Methods.  An acute (2 days) or chronic (21 days) sildenafil regimen (1 mg/kg)
was administered intraperitoneally to male rats. Thirty minutes after the last
sildenafil injection, all males were exposed to noncontact erection sessions by
the presentation of inaccessible estrous females. Half of the males had previous
experience of noncontact sexual encounter and the other half were exposed for
the first time. Main Outcome Measures.  Tissue levels of DA and its metabolites,
3,4-Dihydroxyphenylacetic acid (DOPAC) and homovanillic acid (HVA), as well as
serotonin (5-HT) and its metabolite 5-HIAA, were measured in the mPOA and NAcc
with high-performance liquid chromatography with electrochemical detector.
Dopamine ([DOPAC+HVA]/DA) and serotonin (5-HIAA/5-HT) turnovers were also
calculated as indices of neurotransmission. Results.  In nontrained males, acute
and chronic sildenafil treatment increased DA and 5-HT turnover rates in the
mPOA and NAcc. In trained rats, acute sildenafil also increased DA and 5-HT
turnover rates in both structures, whereas chronic treatment enhanced 5-HT
turnover rate only in the mPOA and DA turnover rate only in the NAcc.

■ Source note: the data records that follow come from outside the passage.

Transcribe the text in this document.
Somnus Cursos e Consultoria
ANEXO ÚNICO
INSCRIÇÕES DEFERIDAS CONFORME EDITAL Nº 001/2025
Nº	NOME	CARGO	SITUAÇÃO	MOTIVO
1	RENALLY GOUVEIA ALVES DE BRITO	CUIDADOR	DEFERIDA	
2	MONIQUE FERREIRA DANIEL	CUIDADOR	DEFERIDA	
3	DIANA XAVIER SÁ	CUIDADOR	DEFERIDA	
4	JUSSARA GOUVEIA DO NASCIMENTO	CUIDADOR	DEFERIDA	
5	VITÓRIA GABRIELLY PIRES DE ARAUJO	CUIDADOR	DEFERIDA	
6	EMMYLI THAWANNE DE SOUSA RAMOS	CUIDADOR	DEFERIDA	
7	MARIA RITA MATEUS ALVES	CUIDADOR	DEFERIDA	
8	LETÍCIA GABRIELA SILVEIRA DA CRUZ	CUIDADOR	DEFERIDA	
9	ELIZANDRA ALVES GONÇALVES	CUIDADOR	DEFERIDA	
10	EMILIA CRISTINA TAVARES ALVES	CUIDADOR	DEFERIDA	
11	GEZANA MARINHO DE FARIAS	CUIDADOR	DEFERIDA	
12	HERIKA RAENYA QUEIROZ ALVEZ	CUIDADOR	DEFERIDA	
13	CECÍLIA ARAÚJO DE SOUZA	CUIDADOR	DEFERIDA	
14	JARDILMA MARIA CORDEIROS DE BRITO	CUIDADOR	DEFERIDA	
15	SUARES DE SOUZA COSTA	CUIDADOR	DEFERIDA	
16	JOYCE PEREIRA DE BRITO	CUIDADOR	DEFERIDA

Conclusions.  Our data confirm that sildenafil enhances dopaminergic activity in
the NAcc, extend these findings to the mPOA and furthermore, reveal
sildenafil-induced effects on serotonergic activity in these brain regions as
well. Therefore, present findings support an effect of sildenafil on central
neural pathways that are involved in the control of sexual arousal.